Ada perubahan paradigma mendasar atau redifinisi yang harus dilakukan, yaitu cara kita memandang kejahatan hakikatnya sebagai masalah kemanusiaan sehingga tidak melakukan pendekatan formalitas yang berlebihan (excessive formality) dan hanya mencari kesalahan seseorang, akan tetapi berpikir untuk memecahkan situasi/masalah, dan harus menyentuh sampai pada konteksnya, dengan begitu respons kejahatan mestinya mencari solusi problema hubungan kemanusiaan tadi (care for real people and relationships). Paradigma ini menggeser anggapan selama ini dari kejahatan sebagai masalah negara menjadi kejahatan sebagai masalah perorangan, oleh karena itu keadilan yang diperjuangkan adalah yang mampu menjawab apa yang senyatanya dibutuhkan korban, pelaku dan masyarakat (experienced within a context). Keadilan yang demikian dikatakan sebagai experiencing justice.
Kaidah musyawarah (sila ke-4 Pancasila) dengan prinsip musyawarah untuk mufakat yang diliputi semangat kekeluargaan mengandung esensi experiencing justice. Hal ini sejalan dengan pemikiran yang dikemukakan oleh Jarem Sawatsky pengkaji restorative justice yang bekerja di the Institute for Justice and Peace building at Eastern Mennonite University in Virginia sebagai berikut:
Needs of victims, offenders and commu-nities are central for Restorative Justice. Justice is about participation. This has a huge implication for justice. If needs are central then justice is always ad hoc. Justice must respond and be experienced within a context. That means justice will look different and be arrived at differently dependent on the needs, the culture, the history, the future, and the people involved.[4]

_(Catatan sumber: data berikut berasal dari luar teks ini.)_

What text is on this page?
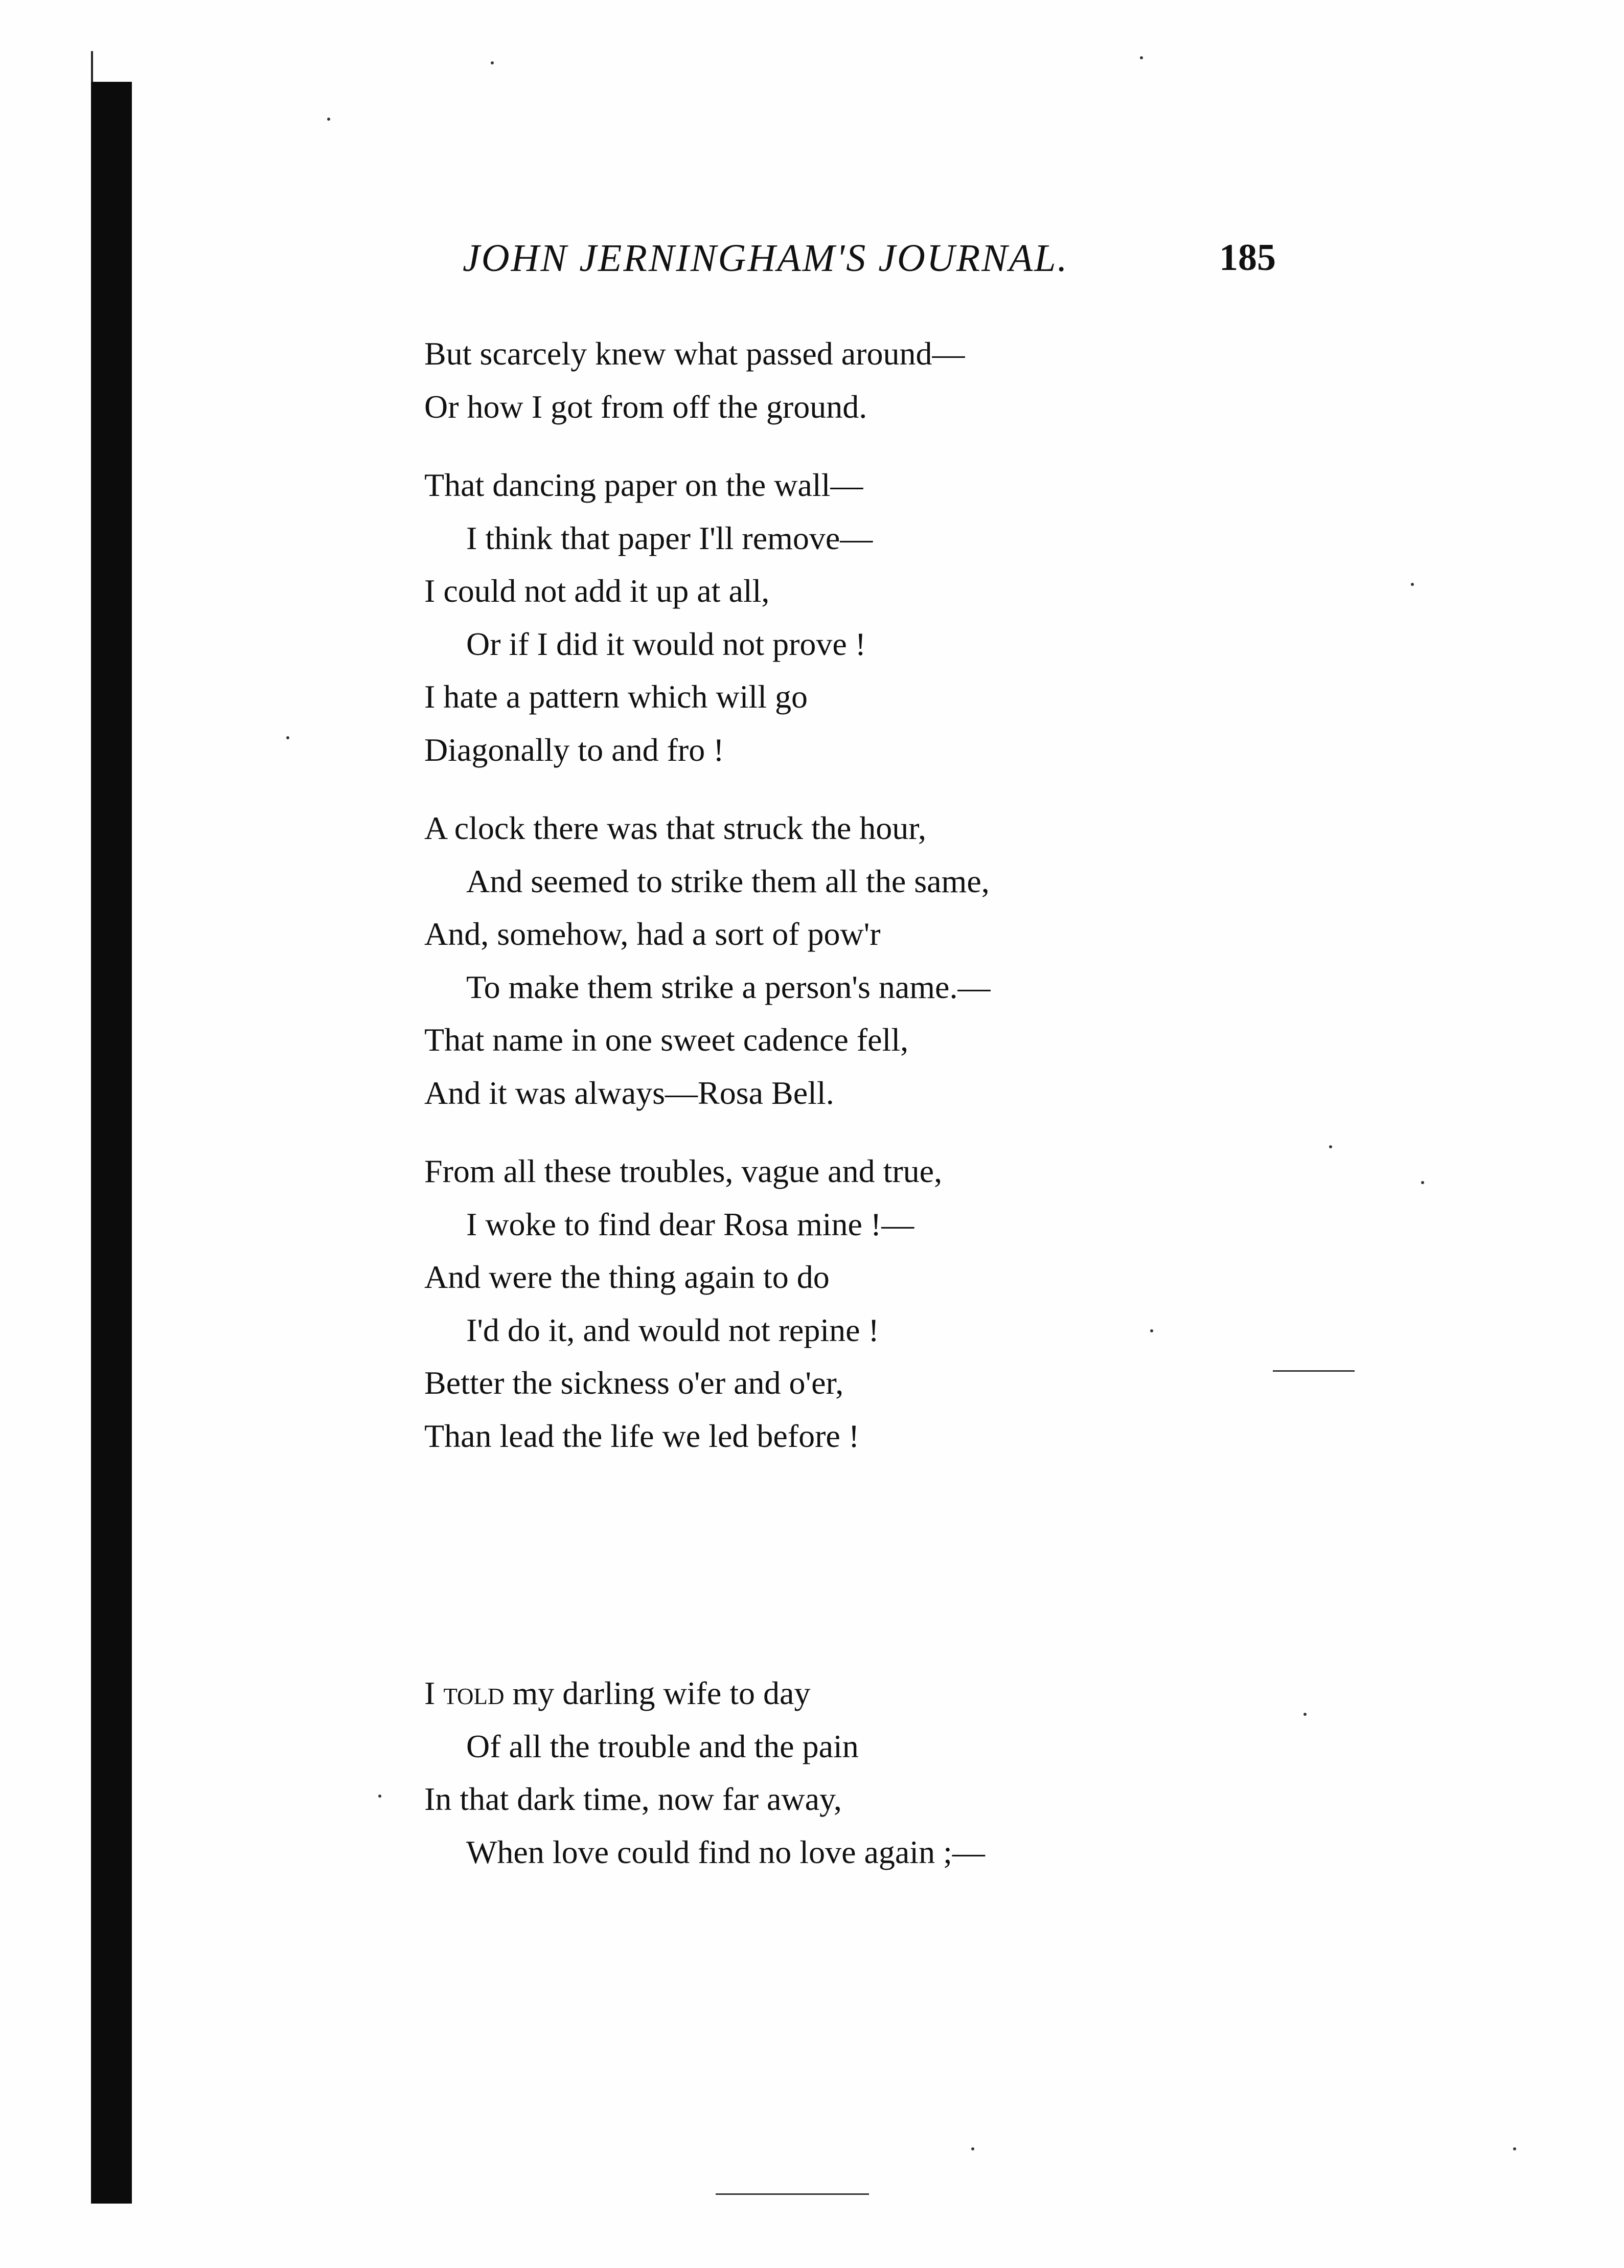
JOHN JERNINGHAM'S JOURNAL.	185
But scarcely knew what passed around—
Or how I got from off the ground.
That dancing paper on the wall—
I think that paper I'll remove—
I could not add it up at all,
Or if I did it would not prove !
I hate a pattern which will go
Diagonally to and fro !
A clock there was that struck the hour,
And seemed to strike them all the same,
And, somehow, had a sort of pow'r
To make them strike a person's name.—
That name in one sweet cadence fell,
And it was always—Rosa Bell.
From all these troubles, vague and true,
I woke to find dear Rosa mine !—
And were the thing again to do
I'd do it, and would not repine !
Better the sickness o'er and o'er,
Than lead the life we led before !
I told my darling wife to day
Of all the trouble and the pain
In that dark time, now far away,
When love could find no love again ;—
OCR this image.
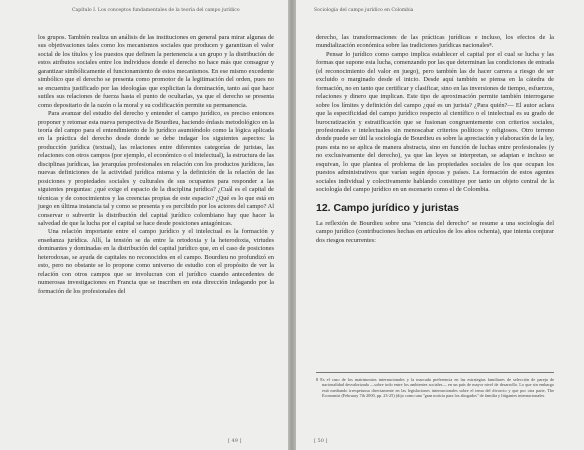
Capítulo I. Los conceptos fundamentales de la teoría del campo jurídico

los grupos. También realiza un análisis de las instituciones en general para mirar algunas de sus objetivaciones tales como los mecanismos sociales que producen y garantizan el valor social de los títulos y los puestos que definen la pertenencia a un grupo y la distribución de estos atributos sociales entre los individuos donde el derecho no hace más que consagrar y garantizar simbólicamente el funcionamiento de estos mecanismos. En ese mismo excedente simbólico que el derecho se presenta como promotor de la legitimación del orden, pues no se encuentra justificado por las ideologías que explicitan la dominación, tanto así que hace sutiles sus relaciones de fuerza hasta el punto de ocultarlas, ya que el derecho se presenta como depositario de la razón o la moral y su codificación permite su permanencia.

Para avanzar del estudio del derecho y entender el campo jurídico, es preciso entonces proponer y retomar esta nueva perspectiva de Bourdieu, haciendo énfasis metodológico en la teoría del campo para el entendimiento de lo jurídico asumiéndolo como la lógica aplicada en la práctica del derecho desde donde se debe indagar los siguientes aspectos: la producción jurídica (textual), las relaciones entre diferentes categorías de juristas, las relaciones con otros campos (por ejemplo, el económico o el intelectual), la estructura de las disciplinas jurídicas, las jerarquías profesionales en relación con los productos jurídicos, las nuevas definiciones de la actividad jurídica misma y la definición de la relación de las posiciones y propiedades sociales y culturales de sus ocupantes para responder a las siguientes preguntas: ¿qué exige el espacio de la disciplina jurídica? ¿Cuál es el capital de técnicas y de conocimientos y las creencias propias de este espacio? ¿Qué es lo que está en juego en última instancia tal y como se presenta y es percibido por los actores del campo? Al conservar o subvertir la distribución del capital jurídico colombiano hay que hacer la salvedad de que la lucha por el capital se hace desde posiciones antagónicas.

Una relación importante entre el campo jurídico y el intelectual es la formación y enseñanza jurídica. Allí, la tensión se da entre la ortodoxia y la heterodoxia, virtudes dominantes y dominadas en la distribución del capital jurídico que, en el caso de posiciones heterodoxas, se ayuda de capitales no reconocidos en el campo. Bourdieu no profundizó en esto, pero no obstante se lo propone como universo de estudio con el propósito de ver la relación con otros campos que se involucran con el jurídico cuando antecedentes de numerosas investigaciones en Francia que se inscriben en esta dirección indagando por la formación de los profesionales del

[ 49 ]
Sociología del campo jurídico en Colombia

derecho, las transformaciones de las prácticas jurídicas e incluso, los efectos de la mundialización económica sobre las tradiciones jurídicas nacionales⁸.

Pensar lo jurídico como campo implica establecer el capital por el cual se lucha y las formas que supone esta lucha, comenzando por las que determinan las condiciones de entrada (el reconocimiento del valor en juego), pero también las de hacer carrera a riesgo de ser excluido o marginado desde el inicio. Desde aquí también se piensa en la cátedra de formación, no en tanto que certificar y clasificar, sino en las inversiones de tiempo, esfuerzos, relaciones y dinero que implican. Este tipo de aproximación permite también interrogarse sobre los límites y definición del campo ¿qué es un jurista? ¿Para quién?— El autor aclara que la especificidad del campo jurídico respecto al científico o el intelectual es su grado de burocratización y estratificación que se fusionan congruentemente con criterios sociales, profesionales e intelectuales sin menoscabar criterios políticos y religiosos. Otro terreno donde puede ser útil la sociología de Bourdieu es sobre la apreciación y elaboración de la ley, pues esta no se aplica de manera abstracta, sino en función de luchas entre profesionales (y no exclusivamente del derecho), ya que las leyes se interpretan, se adaptan e incluso se esquivan, lo que plantea el problema de las propiedades sociales de los que ocupan los puestos administrativos que varían según épocas y países. La formación de estos agentes sociales individual y colectivamente hablando constituye por tanto un objeto central de la sociología del campo jurídico en un escenario como el de Colombia.

12. Campo jurídico y juristas

La reflexión de Bourdieu sobre una "ciencia del derecho" se resume a una sociología del campo jurídico (contribuciones hechas en artículos de los años ochenta), que intenta conjurar dos riesgos recurrentes:

8 Es el caso de los matrimonios internacionales y la marcada preferencia en las estrategias familiares de selección de pareja de nacionalidad desvalorizada —sobre todo entre los ambientes sociales— en un país de mayor nivel de desarrollo. Lo que sin embargo está mediando irrespetuosa directamente en las legislaciones internacionales sobre el tema del divorcio y que por otra parte, The Economist (February 7th 2000, pp. 23-25) (dijo como una "gran noticia para los abogados" de familia y litigantes internacionales.

[ 50 ]
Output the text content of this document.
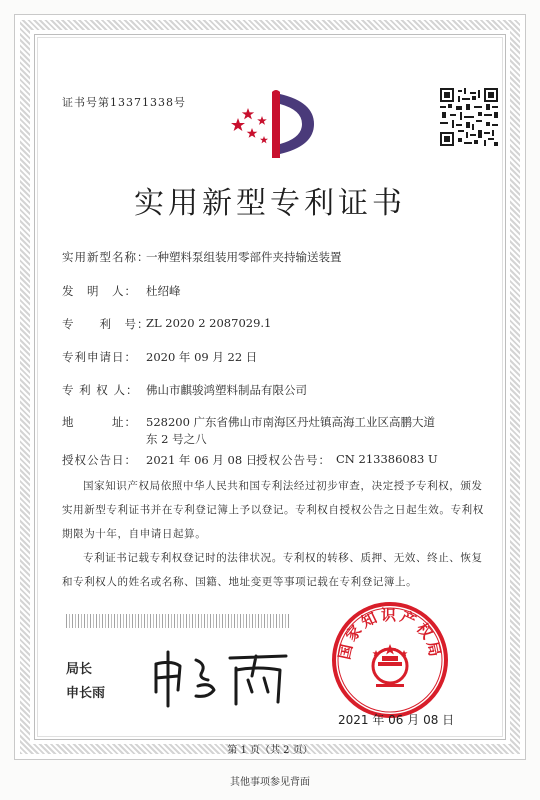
证书号第13371338号
实用新型专利证书
实用新型名称：
一种塑料泵组装用零部件夹持输送装置
发　明　人： 杜绍峰
专　　利　号：
ZL 2020 2 2087029.1
专利申请日： 2020 年 09 月 22 日
专 利 权 人： 佛山市麒骏鸿塑料制品有限公司
地　　　址： 528200 广东省佛山市南海区丹灶镇高海工业区高鹏大道
东 2 号之八
授权公告日： 2021 年 06 月 08 日
授权公告号： CN 213386083 U
国家知识产权局依照中华人民共和国专利法经过初步审查，决定授予专利权，颁发实用新型专利证书并在专利登记簿上予以登记。专利权自授权公告之日起生效。专利权期限为十年，自申请日起算。
专利证书记载专利权登记时的法律状况。专利权的转移、质押、无效、终止、恢复和专利权人的姓名或名称、国籍、地址变更等事项记载在专利登记簿上。
局长
申长雨
国家知识产权局
2021 年 06 月 08 日
第 1 页（共 2 页）
其他事项参见背面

Menurut Jaccould redifinisi kejahatan kaitannya dengan restorative justice tidak dilihat sesuatu yang general/umum atau standar akan tetapi bagaimana dampak kejahatan itu dan dialog yang terjadi sesudahnya (Crime is no longer conceived as a violation against the state or as a transgression against a legal standard, but as an event that causes harm and consequences. Focusing on the possible solu-tion of the problem through a dialogue bet-ween the parties.[5]
 


Redifinisi kejahatan untuk restoratif justice menjadi penting mengingat dalam KUHP dan KUHAP orientasi kejahatan dirumuskan sebagai perbuatan terlarang yang diatur dalam UU dan diancam pidana bagi mereka yang melanggar larangan tersebut (Pasal 1 ayat (1) KUHP). Proses penyidikan dirumuskan sebagai rangkaian tindakan penyidik dalam hal dan menurut cara yang diatur dalam undang-undang untuk mencari serta mengumpulkan bukti yang dengan bukti itu membuat terang tentang tindak pidana yang terjadi dan guna menemukan tersangkanya (Pasal 1 angka (2) KUHAP). Putusan pengadilan sebagai pernyataan hakim yang diucapkan dalam sidang pengadilan dapat berupa pemidanaan, bebas atau lepas dari segala tuntutan hukum (Pasal 1 angka (11) KUHAP).
Morris menyatakan bahwa tanggapan terhadap kejahatan yang demikian dianggap sebagai peradilan dengan sistem konvensional yang memandang keadilan terutama secara eksklusif sebagai pelanggaran terhadap kepen-tingan negara (state law), dan tanggapan terhadap pelanggaran tersebut dirumuskan oleh para profesional yang mewakili negara.22
Perbedaan mendasar restorative justice dengan peradilan menurut hukum acara KUHAP antara lain:
Peradilan KUHP
Peradilan Restorative
1.  Mendasar pada kejahatan yang dilakukan;
2.  Menempatkan korban dalam kedudukan yang sentral;
3.  Tujuannya berpusat pada gagasan bagaimana menghukum yang bersalah dengan adil;
4.  Retributive Justice;
5.  Result in prison for the accused;
6.  Ditentukan oleh professional hukum
1.  Menunjuk pada kekeliruan (eror) yang disebabkan karena pelanggaran;
2.  Menempatkan korban pada posisi yang sekunder;
3.  Dasar tujuannya memberikan kepuasan yang dialami para pihak yang terlibat dalam pelanggaran;


4.  Restorative Justice
5.  Dialogue, negotiation, and resolution;
6.  Ditentukan oleh para pihak dalam conferencing

Kongres PBB ke XI di Bangkok, 18-25 April 2005 on Crime Prevention and Criminal Justice mengambil tema pokok upaya “responsif dan sinergis” dengan strategi yang kombinatif dalam cara-cara pencegahan kejahatan dan peradilan pidana (the main theme of the Eleventh Congress would be “Synergies and responses: strategic alliances in crime prevention and criminal justice”).23 Sejalan dengan itu pula perlu kiranya kebijakan peradilan pidana Indonesia mengambil langkah-langkah responsif, sinergis dan kombinatif yaitu selain cara-cara peradilan berdasar KUHAP, ditempuh pula peradilan restorative justice.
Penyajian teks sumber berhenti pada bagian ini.